On Mon, May 12, 2025 at 1:48 PM Joaquin M López Muñoz via Boost < boost@lists.boost.org> wrote:
El 12/05/2025 a las 12:06, Ivan Matek escribió: You're right. We'd have to ask the author, but I guess the "| 1" in "hash_mult = uniform_dist(rnd) | 1" is there to avoid the (very unlikely) case hash_mult = 0. In any case, this small adjustment doesn't change the big picture
I think reason people pick odd number is because if your multiplier is power of 2 last bits are guaranteed to be 0. Not sure that matters a lot here since we only use few top bits. https://probablydance.com/2018/06/16/fibonacci-hashing-the-optimization-that... * the number 11400714819323198486 is closer but we don’t want multiples of two because that would throw away one bit)*
statistically --the output distribution is largely dominated by C/B, where C is the multiplier and B is 2^(64-m), so the least significant bit of C is mostly swallowed along the way.
This case of 231 type_ids scattered in a range of 3000 positions is lower-bounded by (has better chances than) the baseline case with 3000 adjacent positions, which has a probability 0.14 of finding a perfect hash multiplier for 4096 buckets.
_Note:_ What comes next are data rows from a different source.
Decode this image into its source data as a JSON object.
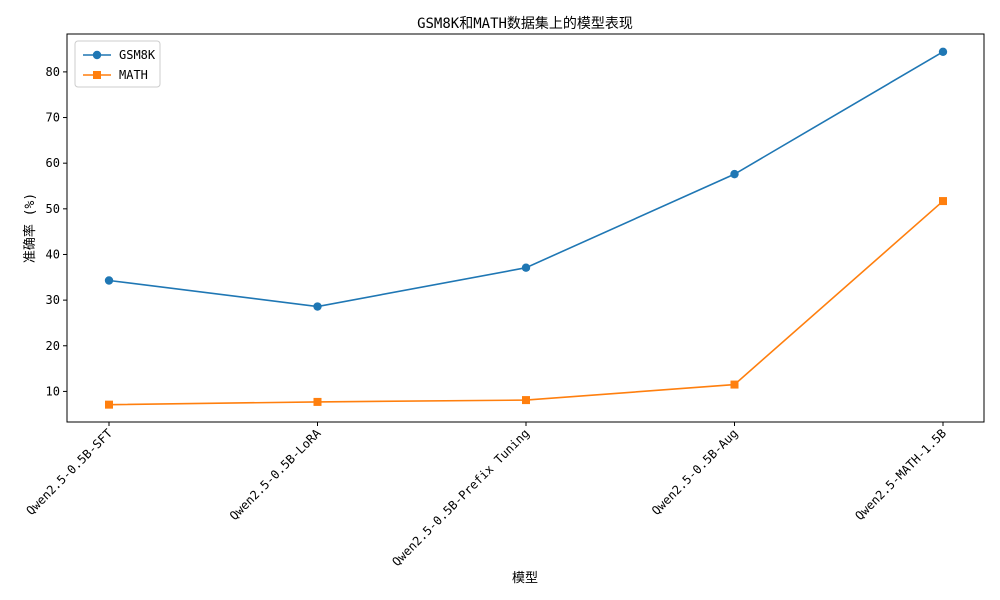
{
  "chart_data": {
    "type": "line",
    "title": "GSM8K和MATH数据集上的模型表现",
    "xlabel": "模型",
    "ylabel": "准确率 (%)",
    "categories": [
      "Qwen2.5-0.5B-SFT",
      "Qwen2.5-0.5B-LoRA",
      "Qwen2.5-0.5B-Prefix Tuning",
      "Qwen2.5-0.5B-Aug",
      "Qwen2.5-MATH-1.5B"
    ],
    "series": [
      {
        "name": "GSM8K",
        "values": [
          34.3,
          28.6,
          37.1,
          57.6,
          84.4
        ],
        "color": "#1f77b4",
        "marker": "circle"
      },
      {
        "name": "MATH",
        "values": [
          7.1,
          7.7,
          8.1,
          11.5,
          51.7
        ],
        "color": "#ff7f0e",
        "marker": "square"
      }
    ],
    "ylim": [
      3.3,
      88.3
    ],
    "yticks": [
      10,
      20,
      30,
      40,
      50,
      60,
      70,
      80
    ],
    "grid": false,
    "legend_position": "top-left"
  }
}
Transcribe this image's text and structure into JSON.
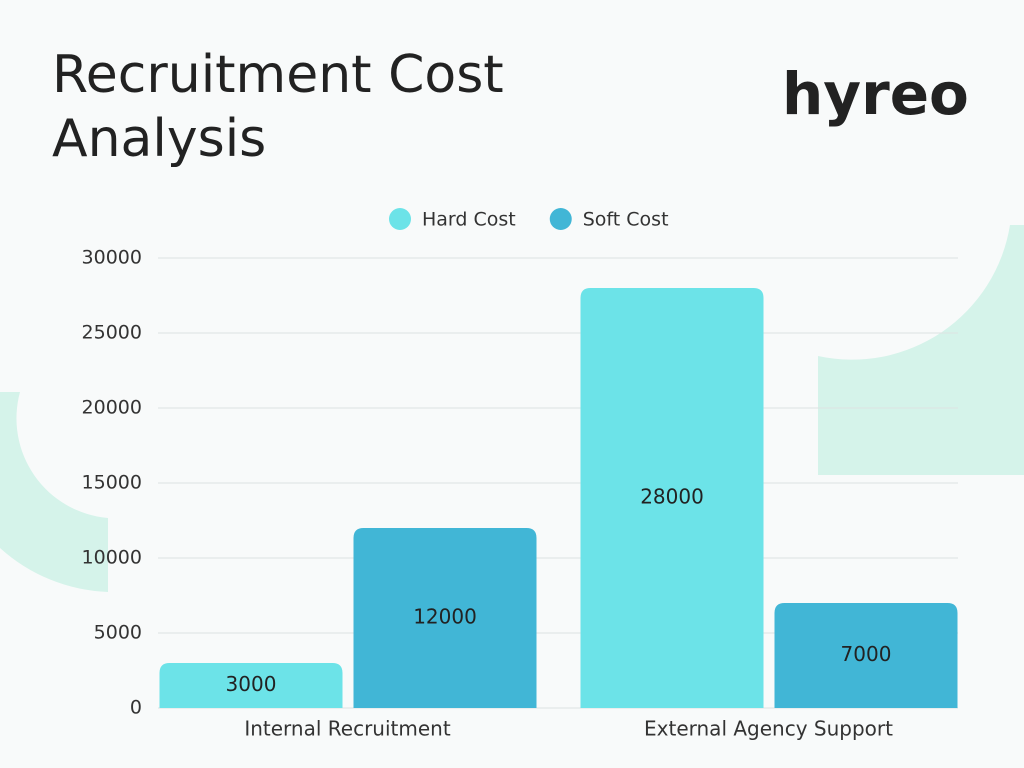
{
  "chart_data": {
    "type": "bar",
    "title": "Recruitment Cost Analysis",
    "logo": "hyreo",
    "categories": [
      "Internal Recruitment",
      "External Agency Support"
    ],
    "series": [
      {
        "name": "Hard Cost",
        "color": "#6ce3e8",
        "values": [
          3000,
          28000
        ]
      },
      {
        "name": "Soft Cost",
        "color": "#41b6d6",
        "values": [
          12000,
          7000
        ]
      }
    ],
    "ylim": [
      0,
      30000
    ],
    "yticks": [
      0,
      5000,
      10000,
      15000,
      20000,
      25000,
      30000
    ],
    "grid": true,
    "legend": "top",
    "data_labels": true
  }
}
Note that a "hard" case would involve having your type_ids distributed across the entire 64-bit space of possible numerical values, and in the example you wrote the values are confined to a range that is around 10^14 times smaller than 2^64
Thank you for explanation. For me it is interesting even if they are not consecutive, but bounded within "small"( compared to 64bit range) interval perfect hashing still works great. That was surprising to me, but I guess even noneven distribution among small range of values can be nicely hashed. To think a bit more broadly, not just in terms of openmethods... this is quite interesting to me, e.g. does that mean that randomly picked short(16bit) numbers can be hashed much better(assuming "proper" 64 bit hash, even though that is not what many STL implementations do, i.e. they use identity <https://godbolt.org/z/bYYT3M5j1>) than same number of randomly picked int(32 bit) numbers... What about randomly picked int vs randomly picked positive int(not unsigned int, but int whose value is positive)...